The structure of sentences: an interview with Dr. Fan Bai


For this interview we spoke to Dr. Fan Bai who was a PhD student at the MPI. We talked about his research, interesting findings and what he wants to do next.

What was the main question in your dissertation?
In my thesis, I studied how the brain segments speech into smaller units, like words and syllables, and how it understands the structure of sentences. I investigated the role of statistical information, in particular the probability of certain syllables or words occurring together, and I studied how the brain discriminates between two types of syntactic structures (phrases vs. sentences) that can be similar in form and meaning.

Can you explain the (theoretical) background a bit more?
Previous studies have suggested that different types of cues help people to segment the speech they hear. We probably use different cues in parallel, such as prosody, grammar, and how often words co-occur. Therefore, it is quite challenging to separate the role of one type of cue, and show how this specific type of information is represented in the brain.

Using artificially created speech, earlier research has shown that our brain activity can reflect the rhythm of linguistic structures. For instance, if you present a new sentence every second (frequency of 1 Hertz), you can detect a peak in the listener’s brain activity at 1Hz. This suggests we use grammatical knowledge during speech segmentation.

However, grammatical information often overlaps with statistical information. Statistical information tells us how often syllables and words occur together. For instance, the probability of word A occurring after word B can be higher within a sentence, than within a list of words that do not form a sentence. Therefore, studying whether or not statistical information alone (without sentence information) can introduce the frequency effect in our brain is an interesting question.

Dr. Fan Bai

Why is it important to answer this question?
The ultimate goal of research on speech perception (how you perceive sounds) and speech comprehension (how you infer meaning from these sounds) is to build a realistic model on how the brain extracts information from auditory input to form abstract meaning. Being able to correctly chunk a stream of sounds into smaller pieces is not enough to understand the meaning of the speech you hear.

An important step in building this type of model is to further investigate how the brain represents syntactic information.
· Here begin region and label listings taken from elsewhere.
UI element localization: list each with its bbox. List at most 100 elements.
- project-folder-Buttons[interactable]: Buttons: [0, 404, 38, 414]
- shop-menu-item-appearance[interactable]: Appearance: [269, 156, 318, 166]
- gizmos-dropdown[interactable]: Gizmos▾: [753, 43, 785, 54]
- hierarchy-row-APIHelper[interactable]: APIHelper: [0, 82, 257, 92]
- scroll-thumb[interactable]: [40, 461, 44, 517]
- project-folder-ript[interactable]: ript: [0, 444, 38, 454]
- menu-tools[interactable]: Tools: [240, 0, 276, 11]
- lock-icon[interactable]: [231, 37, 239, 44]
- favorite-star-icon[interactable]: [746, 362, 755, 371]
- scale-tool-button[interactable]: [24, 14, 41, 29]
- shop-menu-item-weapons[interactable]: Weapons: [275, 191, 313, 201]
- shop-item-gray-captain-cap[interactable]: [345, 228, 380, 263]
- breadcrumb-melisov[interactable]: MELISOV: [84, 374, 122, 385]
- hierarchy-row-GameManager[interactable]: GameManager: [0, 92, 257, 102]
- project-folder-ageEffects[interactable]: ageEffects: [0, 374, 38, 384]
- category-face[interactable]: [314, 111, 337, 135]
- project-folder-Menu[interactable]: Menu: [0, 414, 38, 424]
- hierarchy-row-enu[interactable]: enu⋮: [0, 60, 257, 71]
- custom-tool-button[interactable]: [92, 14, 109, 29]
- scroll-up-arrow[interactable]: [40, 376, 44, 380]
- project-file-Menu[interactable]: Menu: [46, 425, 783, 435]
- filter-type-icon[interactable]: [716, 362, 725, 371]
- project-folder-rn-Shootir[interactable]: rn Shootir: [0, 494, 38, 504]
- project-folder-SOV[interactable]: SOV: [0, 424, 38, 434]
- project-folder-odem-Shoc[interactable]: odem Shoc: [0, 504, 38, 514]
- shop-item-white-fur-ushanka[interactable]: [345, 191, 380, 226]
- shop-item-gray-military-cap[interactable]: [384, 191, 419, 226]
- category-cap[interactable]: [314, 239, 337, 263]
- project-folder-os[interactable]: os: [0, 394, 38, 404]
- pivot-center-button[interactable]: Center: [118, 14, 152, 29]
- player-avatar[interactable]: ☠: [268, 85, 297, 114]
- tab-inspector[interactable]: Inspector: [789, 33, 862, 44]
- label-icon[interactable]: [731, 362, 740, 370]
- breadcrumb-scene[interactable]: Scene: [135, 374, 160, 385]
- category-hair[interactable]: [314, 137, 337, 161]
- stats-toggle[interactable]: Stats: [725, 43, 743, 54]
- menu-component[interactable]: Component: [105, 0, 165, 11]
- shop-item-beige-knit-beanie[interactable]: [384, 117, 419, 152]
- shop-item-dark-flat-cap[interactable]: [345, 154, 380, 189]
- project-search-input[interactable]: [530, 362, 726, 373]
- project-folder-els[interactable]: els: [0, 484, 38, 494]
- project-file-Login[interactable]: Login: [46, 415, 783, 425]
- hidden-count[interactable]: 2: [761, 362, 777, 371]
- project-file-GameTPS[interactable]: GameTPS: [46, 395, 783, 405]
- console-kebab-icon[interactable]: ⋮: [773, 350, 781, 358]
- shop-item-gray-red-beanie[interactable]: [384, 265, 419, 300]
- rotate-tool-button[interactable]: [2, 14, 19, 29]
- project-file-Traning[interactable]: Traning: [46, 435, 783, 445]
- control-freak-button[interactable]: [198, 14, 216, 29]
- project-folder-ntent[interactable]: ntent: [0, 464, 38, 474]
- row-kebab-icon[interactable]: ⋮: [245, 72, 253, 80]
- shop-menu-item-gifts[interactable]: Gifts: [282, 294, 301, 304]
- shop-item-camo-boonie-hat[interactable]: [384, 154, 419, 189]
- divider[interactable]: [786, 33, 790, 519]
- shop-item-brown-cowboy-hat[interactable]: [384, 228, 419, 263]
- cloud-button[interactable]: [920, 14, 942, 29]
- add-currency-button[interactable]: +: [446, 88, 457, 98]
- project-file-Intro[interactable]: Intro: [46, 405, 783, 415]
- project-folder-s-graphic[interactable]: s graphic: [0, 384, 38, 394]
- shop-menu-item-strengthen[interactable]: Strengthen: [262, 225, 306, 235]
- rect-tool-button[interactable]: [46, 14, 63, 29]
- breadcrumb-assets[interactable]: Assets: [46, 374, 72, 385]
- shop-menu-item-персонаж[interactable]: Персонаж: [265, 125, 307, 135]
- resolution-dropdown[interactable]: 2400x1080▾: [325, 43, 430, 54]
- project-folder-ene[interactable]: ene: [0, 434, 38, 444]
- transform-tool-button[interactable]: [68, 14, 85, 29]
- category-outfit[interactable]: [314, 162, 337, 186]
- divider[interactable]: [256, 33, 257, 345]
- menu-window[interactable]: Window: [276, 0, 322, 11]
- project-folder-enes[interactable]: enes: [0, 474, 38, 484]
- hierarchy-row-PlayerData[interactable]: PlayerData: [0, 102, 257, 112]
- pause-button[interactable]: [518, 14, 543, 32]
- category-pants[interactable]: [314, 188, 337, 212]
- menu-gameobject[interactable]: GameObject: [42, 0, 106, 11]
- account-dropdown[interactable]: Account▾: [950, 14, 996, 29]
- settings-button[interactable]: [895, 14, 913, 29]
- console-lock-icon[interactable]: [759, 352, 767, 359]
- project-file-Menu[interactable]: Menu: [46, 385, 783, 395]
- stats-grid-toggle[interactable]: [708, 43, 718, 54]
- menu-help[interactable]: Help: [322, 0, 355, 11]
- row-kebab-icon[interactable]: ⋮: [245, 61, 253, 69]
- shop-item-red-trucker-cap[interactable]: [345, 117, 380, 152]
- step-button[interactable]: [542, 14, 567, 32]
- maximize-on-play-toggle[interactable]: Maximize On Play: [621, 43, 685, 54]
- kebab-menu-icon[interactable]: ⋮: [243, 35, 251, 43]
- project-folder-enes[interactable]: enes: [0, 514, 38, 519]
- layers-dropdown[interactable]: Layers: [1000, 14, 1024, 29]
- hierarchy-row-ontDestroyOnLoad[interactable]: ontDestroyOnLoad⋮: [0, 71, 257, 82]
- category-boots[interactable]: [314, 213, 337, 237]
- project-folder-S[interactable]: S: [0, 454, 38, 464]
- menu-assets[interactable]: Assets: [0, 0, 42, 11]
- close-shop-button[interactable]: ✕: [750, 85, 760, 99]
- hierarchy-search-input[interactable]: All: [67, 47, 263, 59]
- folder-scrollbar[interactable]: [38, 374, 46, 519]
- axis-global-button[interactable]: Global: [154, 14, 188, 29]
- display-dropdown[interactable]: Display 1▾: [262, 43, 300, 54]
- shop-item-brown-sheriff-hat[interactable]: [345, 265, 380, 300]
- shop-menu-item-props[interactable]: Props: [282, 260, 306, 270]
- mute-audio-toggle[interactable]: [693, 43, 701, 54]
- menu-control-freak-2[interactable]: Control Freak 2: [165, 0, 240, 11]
The studies in my thesis provided new information that can help to draw the full picture of the mechanisms behind speech perception and comprehension.

Can you tell us about one particular project? (question, method, outcome)
In one project, I examined how the brain processes artificially created syllable sequences. I conducted six experiments, in which I asked Dutch participants to listen to syllable sequences that were 4 seconds long, with each syllable lasting for 0.25 seconds. I changed the number of levels of the linguistic structures that can be built from the syllable sequences, such as structures of two- or four syllables. At the same time, I changed whether the participants had the knowledge to do so: in other words, whether they spoke the language (Dutch and Chinese). I replicated the frequency effect. In particular, the rhythm of the presented structure was reflected in the participants’ neural activity: there would be a 1 Hz and 2 Hz neural response in the brain when participants listen to a syllable sequence in which one 4-syllable unit (1-sec) and two 2-syllable units (0.5-sec) can be built within one second. But what’s even more interesting is that we observed the frequency effect even when participants were not able to comprehend the meaning of the stimuli (for instance when Dutch participants listened to Mandarin Chinese speech)! That means they can segment speech with only information about which syllables often occur together.
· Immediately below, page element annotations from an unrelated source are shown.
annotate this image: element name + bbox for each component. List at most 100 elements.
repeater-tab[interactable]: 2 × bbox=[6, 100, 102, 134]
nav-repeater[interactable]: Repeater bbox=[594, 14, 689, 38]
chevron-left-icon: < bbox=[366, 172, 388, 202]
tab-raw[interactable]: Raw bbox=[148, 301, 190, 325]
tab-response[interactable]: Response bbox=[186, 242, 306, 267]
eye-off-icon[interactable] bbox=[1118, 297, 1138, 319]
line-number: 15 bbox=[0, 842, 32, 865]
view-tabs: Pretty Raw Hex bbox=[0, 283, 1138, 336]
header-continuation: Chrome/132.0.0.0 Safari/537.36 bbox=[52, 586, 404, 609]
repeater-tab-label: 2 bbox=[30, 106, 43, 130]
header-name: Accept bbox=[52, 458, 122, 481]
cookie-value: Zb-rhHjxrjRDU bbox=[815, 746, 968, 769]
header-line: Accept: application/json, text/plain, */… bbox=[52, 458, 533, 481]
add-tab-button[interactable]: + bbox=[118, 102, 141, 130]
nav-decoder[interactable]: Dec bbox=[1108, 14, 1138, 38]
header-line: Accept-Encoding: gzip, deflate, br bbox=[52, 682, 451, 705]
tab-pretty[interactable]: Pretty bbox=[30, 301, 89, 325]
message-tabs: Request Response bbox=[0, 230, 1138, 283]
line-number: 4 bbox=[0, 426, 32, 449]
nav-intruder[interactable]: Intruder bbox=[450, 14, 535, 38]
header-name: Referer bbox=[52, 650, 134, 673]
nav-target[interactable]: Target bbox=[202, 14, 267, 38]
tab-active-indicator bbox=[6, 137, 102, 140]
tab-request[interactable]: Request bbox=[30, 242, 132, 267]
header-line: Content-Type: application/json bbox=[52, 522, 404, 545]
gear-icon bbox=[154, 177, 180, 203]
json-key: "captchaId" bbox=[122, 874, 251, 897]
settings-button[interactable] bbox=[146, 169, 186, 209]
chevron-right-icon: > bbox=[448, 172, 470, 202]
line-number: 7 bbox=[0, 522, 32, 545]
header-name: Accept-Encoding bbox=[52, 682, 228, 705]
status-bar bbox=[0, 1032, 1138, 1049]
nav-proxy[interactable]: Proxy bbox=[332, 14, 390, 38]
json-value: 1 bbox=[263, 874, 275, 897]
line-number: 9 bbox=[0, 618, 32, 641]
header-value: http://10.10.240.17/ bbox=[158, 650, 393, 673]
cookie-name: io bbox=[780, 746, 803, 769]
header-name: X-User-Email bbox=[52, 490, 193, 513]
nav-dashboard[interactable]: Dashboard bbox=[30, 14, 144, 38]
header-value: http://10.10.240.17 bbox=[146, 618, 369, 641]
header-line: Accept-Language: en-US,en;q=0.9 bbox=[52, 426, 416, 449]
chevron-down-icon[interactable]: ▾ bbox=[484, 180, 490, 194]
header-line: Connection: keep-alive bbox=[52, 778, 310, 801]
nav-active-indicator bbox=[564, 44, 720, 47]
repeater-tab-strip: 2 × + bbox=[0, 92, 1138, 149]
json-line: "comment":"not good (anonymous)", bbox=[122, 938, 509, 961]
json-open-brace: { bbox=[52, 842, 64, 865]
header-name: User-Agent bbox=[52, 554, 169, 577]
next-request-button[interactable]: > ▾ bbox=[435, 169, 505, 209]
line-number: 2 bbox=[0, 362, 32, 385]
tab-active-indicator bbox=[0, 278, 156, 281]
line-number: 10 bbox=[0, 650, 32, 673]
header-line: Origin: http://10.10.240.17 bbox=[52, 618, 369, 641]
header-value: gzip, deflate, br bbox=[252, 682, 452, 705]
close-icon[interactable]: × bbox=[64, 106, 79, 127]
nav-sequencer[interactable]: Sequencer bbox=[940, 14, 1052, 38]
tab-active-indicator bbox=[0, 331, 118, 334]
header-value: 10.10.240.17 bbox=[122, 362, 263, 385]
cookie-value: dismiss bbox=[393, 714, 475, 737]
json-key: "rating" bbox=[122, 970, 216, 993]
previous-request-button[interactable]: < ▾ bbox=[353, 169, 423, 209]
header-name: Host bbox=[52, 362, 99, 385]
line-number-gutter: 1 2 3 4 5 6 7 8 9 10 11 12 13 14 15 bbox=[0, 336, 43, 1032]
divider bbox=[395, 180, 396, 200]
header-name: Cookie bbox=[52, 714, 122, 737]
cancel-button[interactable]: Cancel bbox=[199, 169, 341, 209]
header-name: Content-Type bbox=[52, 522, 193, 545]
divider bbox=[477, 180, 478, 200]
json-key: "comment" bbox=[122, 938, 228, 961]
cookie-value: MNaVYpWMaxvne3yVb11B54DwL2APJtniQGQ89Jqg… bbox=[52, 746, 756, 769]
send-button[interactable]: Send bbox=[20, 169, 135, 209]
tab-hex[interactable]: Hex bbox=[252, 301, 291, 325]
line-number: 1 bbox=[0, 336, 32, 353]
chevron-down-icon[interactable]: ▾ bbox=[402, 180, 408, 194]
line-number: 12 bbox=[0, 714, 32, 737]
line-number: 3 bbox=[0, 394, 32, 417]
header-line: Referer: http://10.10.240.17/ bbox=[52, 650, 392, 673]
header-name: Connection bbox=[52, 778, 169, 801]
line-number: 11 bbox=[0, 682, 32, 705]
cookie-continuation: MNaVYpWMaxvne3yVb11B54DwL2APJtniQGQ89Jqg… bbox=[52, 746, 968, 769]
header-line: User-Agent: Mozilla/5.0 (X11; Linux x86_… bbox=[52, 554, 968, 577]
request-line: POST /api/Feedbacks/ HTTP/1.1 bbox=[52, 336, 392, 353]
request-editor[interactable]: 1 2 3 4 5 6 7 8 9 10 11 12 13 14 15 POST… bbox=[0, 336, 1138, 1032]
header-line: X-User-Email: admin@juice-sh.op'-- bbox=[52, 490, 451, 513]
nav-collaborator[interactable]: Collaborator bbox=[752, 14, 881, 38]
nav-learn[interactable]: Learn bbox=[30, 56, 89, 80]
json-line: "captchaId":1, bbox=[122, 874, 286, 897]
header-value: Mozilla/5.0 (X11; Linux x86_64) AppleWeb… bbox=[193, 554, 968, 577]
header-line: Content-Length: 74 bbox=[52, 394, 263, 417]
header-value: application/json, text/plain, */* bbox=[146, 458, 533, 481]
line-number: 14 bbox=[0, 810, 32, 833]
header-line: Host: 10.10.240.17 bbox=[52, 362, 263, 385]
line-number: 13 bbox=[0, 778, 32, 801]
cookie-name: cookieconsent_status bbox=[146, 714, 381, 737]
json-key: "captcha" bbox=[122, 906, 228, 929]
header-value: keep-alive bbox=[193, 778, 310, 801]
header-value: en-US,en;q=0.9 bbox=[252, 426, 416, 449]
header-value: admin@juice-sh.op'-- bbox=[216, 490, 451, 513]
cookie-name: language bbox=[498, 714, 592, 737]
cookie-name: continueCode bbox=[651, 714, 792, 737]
What are the implications of this finding? How does this push science or society forward?
Our findings provided new evidence on the role of statistical information in speech segmentation. We showed that statistical information plays an important role in early language acquisition . More importantly, we revealed that neural activity can reflect the extraction of statistical structures, a process in which our knowledge of grammar is not necessarily involved. This new finding can guide future research on speech segmentation.
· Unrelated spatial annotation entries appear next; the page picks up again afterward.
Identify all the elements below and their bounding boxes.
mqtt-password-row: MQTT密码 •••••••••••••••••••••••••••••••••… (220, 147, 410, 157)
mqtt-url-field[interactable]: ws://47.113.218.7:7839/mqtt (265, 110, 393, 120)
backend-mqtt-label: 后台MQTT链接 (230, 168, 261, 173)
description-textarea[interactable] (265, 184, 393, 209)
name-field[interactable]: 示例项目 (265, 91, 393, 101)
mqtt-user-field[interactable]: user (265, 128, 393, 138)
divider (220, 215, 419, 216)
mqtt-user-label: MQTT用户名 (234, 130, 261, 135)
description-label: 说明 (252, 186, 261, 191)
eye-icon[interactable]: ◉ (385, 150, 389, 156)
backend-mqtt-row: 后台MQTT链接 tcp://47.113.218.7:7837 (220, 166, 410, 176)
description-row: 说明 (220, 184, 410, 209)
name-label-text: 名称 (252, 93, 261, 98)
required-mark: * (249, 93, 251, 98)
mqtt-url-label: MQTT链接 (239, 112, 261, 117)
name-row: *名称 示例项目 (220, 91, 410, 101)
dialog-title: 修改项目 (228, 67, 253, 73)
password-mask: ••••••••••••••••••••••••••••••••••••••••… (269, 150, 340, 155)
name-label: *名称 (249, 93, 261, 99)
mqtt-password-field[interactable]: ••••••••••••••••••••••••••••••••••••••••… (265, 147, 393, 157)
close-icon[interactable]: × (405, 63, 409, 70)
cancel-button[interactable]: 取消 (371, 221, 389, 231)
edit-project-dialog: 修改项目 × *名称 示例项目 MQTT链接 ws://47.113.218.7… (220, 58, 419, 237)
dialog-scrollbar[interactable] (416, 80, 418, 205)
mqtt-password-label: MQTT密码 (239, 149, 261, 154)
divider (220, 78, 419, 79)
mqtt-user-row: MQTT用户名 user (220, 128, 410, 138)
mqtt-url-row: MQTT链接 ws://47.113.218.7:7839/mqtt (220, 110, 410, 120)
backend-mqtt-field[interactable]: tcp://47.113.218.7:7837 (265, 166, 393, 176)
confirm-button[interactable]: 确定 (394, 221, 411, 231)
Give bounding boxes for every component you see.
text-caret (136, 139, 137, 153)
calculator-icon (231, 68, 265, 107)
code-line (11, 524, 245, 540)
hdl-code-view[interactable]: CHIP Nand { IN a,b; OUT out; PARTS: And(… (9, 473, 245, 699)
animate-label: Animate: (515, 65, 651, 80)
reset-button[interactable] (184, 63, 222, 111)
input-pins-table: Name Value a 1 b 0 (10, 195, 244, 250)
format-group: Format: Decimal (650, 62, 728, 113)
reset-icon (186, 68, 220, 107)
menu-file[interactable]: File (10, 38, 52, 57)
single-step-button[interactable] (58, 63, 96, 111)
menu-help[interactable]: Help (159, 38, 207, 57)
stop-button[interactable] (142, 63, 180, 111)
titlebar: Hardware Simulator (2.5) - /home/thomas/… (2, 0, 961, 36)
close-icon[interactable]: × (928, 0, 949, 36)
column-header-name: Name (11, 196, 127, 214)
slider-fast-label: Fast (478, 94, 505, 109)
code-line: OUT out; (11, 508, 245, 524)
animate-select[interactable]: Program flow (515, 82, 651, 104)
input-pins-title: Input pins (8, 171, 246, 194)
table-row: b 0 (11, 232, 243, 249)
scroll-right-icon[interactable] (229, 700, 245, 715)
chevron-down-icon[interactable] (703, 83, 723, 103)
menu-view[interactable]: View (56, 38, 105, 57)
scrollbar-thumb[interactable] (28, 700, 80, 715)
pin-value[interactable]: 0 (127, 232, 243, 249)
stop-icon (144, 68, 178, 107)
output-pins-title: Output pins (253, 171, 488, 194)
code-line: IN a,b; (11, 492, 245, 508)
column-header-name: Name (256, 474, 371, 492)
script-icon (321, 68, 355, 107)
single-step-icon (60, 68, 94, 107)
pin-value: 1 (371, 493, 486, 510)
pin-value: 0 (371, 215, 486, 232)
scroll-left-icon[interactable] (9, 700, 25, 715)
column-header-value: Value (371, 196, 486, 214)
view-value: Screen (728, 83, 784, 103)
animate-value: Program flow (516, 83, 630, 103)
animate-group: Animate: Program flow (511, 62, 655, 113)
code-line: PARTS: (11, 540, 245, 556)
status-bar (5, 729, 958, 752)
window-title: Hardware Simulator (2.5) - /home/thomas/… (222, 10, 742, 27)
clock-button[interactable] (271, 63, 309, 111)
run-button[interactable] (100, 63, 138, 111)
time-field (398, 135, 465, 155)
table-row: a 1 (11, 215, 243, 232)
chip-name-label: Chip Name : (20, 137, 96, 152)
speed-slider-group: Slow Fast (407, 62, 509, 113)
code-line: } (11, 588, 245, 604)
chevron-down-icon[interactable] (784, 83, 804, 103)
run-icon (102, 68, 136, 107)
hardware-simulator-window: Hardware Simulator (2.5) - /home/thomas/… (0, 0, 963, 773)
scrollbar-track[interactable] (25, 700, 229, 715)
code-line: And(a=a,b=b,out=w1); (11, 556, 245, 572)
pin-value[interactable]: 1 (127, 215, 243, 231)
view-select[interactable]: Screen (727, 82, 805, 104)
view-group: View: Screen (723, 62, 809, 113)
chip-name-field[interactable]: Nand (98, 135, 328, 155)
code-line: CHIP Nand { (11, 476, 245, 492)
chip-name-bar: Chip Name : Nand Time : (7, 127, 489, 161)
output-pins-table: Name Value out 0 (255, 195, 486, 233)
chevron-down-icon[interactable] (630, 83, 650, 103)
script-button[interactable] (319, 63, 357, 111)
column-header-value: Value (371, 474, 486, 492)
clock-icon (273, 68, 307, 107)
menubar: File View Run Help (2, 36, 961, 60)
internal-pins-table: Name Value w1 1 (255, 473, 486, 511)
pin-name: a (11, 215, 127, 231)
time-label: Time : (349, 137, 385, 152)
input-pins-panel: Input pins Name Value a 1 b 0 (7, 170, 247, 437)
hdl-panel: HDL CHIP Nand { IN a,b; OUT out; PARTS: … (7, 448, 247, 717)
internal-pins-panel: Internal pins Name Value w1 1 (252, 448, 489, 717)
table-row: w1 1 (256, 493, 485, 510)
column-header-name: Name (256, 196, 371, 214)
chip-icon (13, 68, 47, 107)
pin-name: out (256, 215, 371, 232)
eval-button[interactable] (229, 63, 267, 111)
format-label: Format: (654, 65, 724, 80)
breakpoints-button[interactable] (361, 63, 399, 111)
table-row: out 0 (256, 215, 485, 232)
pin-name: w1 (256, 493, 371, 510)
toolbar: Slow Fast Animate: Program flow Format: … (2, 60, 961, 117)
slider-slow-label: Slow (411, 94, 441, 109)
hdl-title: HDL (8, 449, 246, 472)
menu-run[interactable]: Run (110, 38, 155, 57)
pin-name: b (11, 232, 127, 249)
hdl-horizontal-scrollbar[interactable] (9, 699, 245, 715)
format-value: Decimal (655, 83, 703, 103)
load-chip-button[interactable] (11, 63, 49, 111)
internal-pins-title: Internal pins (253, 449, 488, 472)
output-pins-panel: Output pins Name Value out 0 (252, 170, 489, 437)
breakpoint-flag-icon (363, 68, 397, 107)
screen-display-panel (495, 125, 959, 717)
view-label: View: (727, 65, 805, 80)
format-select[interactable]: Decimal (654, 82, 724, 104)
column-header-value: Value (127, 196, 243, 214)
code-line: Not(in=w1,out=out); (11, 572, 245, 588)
What do you want to do next?

In research, we often study a phenomenon by observing it, repeating it, or changing things to understand it better. In my studies on speech segmentation and syntactic structure discrimination, I merely reached the level of change. A straightforward next step is to find what factors can change the observed effects or finding the key factor(s) in which neural activity is mainly dependent on. In addition, we may need to use new analytical techniques in order to unveil deeper level information about how the brain processes spoken language.